Repentance Denied?
Hebrews 12:16, 17
Randy Leedy
FrontLine • May/June 2008
Perhaps you, as I, have had a Christian friend who became convinced that he or she was under condemnation, an apostate denied any opportunity to repent. My friend and I had shared fellowship and ministry for years, but a variety of trials left him utterly defeated, despite the encouragement of a godly wife and a vibrant church family. He desired restoration but was convinced that his had never been a saving faith and that he had sinned his way into such disfavor with God that God had irrevocably decreed him lost.
Someone in such a state or even contemplating the possibility can easily be terrified at the words of Hebrews 12:17, where Esau “found no place of repentance, though he sought it carefully with tears.” At first reading, Esau seems sincerely intent upon repentance yet shut out from it. Perhaps John Bunyan had this passage in mind when he wrote the vignette of the man in the iron cage shown to Christian and Hopeful at the Interpreter’s House. Sorrowing, the man explains his condition: “God hath denied me repentance.”
Does the Bible teach that God denies repentance to some who desire it? Hebrews 6:4–8 teaches that some cannot repent, and in Isaiah 6:9, 10 God even expresses His own determination that some will not repent, but the subjects of these passages manifest no desire to repent. Does Hebrews 12:17, though, present Esau as a man trying to repent but finding repentance denied him? Careful interpretation demands that we consider the immediate context, attend to grammatical details, and consult the text’s background in Genesis.
Verse 16 refers to Esau’s carnality, manifested preeminently by selling his birthright for nothing more than a meal. Years later, when Isaac pronounced the patriarchal blessings, Esau reaped what he had sown, and the special blessing intended for him went to Jacob instead. Referring to this event, our passage says, “Afterward, when he would have inherited [the Greek text clearly means desired to inherit] the blessing, he was rejected: for he found no place of repentance, though he sought it carefully with tears.”
What is the antecedent of the pronoun “it”? What did Esau seek? The English text presents three possibilities: “place,” “repentance,” or “blessing.” The first two differ little in meaning, since seeking a place (i.e., opportunity or possibility) of repentance is to seek repentance. But seeking to repent differs greatly from seeking material blessing. The Greek text sheds only a bit of light: gender difference prevents the pronoun from referring to “place.” What was it, then, that Esau sought: repentance or blessing?
The Genesis account (27:30–38) is clear.

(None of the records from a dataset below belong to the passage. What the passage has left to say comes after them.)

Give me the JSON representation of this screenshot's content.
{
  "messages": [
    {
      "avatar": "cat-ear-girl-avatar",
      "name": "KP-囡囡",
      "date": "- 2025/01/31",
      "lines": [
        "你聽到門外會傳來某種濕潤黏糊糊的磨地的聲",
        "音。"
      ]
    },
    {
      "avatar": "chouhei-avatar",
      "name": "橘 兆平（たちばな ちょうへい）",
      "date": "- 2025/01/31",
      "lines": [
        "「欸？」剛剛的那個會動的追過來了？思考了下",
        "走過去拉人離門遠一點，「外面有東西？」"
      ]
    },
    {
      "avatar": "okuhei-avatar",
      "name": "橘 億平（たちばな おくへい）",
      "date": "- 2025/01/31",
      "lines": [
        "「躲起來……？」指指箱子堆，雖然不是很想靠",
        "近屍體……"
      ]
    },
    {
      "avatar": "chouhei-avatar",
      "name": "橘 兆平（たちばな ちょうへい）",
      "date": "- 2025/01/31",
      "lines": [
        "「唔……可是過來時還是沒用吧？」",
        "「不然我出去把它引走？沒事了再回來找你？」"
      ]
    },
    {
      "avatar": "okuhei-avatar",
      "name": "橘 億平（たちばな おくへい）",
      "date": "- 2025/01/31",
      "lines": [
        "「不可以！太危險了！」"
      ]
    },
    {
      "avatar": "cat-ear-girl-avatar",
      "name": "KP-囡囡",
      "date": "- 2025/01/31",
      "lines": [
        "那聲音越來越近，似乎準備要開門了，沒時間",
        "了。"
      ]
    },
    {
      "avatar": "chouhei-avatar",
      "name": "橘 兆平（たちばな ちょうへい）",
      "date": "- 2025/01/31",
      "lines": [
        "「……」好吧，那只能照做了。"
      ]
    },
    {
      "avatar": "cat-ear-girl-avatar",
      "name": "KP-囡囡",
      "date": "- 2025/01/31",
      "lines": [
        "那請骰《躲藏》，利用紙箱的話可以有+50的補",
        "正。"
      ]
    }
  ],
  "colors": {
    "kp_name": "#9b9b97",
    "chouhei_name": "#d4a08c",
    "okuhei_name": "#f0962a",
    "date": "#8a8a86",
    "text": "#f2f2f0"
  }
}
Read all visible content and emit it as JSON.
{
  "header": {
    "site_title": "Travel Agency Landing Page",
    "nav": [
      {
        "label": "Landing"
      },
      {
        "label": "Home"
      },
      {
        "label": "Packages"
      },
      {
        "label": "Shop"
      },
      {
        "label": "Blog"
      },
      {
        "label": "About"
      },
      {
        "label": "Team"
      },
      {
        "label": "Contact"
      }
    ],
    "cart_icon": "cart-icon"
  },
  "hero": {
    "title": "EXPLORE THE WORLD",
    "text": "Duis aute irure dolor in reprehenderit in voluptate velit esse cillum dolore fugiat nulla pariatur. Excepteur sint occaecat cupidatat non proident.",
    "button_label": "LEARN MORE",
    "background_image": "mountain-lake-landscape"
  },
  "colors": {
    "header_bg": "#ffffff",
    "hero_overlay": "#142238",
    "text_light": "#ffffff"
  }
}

When Esau learned that Jacob had stolen the blessing, “he cried with a great and exceeding bitter cry, and said unto his father, Bless me, even me also, O my father.” When Isaac explains that Jacob has already gotten the blessing, Esau shows no inclination toward repentance. Instead, he misrepresents Jacob as taking away his birthright, conveniently forgetting that he had willingly sold it. And when Isaac explains that no blessing remains for Esau, he pleads, “Hast thou but one blessing, my father? bless me, even me also, O my father. And Esau lifted up his voice, and wept.” But his tears lament his loss, not his sins.
Still, Hebrews does speak of an unavailable repentance; how does that idea fit the picture? Perhaps the writer intends it to explain the absence of any blessing for Esau, implying that, had he repented, God would have moved Isaac to bless him too. On this view, the verse states that Esau was unable to repent, but it does not explain why. That God denied Esau repentance is an inference from the text, not a statement of the text.
Most likely, though, the repentance referred to is not Esau’s at all. The Greek word metanoia signifies a change of mind. What Esau sought without finding was not a change in his own disposition toward his sins but rather a change in Isaac’s mind about the blessing. This view merges Isaac’s repentance and Esau’s blessing into a single idea as two sides of one coin. It also combines Esau’s seeking but not finding, which on the previous interpretation had two different objects (he sought the blessing but did not find repentance from sin). The pronoun “it” can now refer to “repentance” after all; just as in Genesis, Esau begs for a change in Isaac’s mind about the blessing while remaining oblivious to his own sins. So our verse simply says that, no matter how tearfully he begged, carnal Esau found no possibility that Isaac would change his mind about the blessing he had pronounced.
Among the other warnings in Hebrews, Esau’s example indeed teaches that submitting to fleshly urges rather than the Word of God brings irreversible tragedy. Esau is not, however, portrayed as a man who sees his sins and wishes to repent but finds God’s ear closed to his pleas. The Greek text of Hebrews 12:17, interpreted in light of the Genesis account, reveals no such desire.
My depressed friend, though, did manifest spiritual desire, and the day came when God restored his spiritual vitality. He was no Esau, nor is anyone who would gladly leave his sins for the Savior. As Jesus said in John 6:37, “Him that cometh to me I will in no wise cast out.”
Dr. Randy Leedy teaches Greek at Bob Jones University Seminary.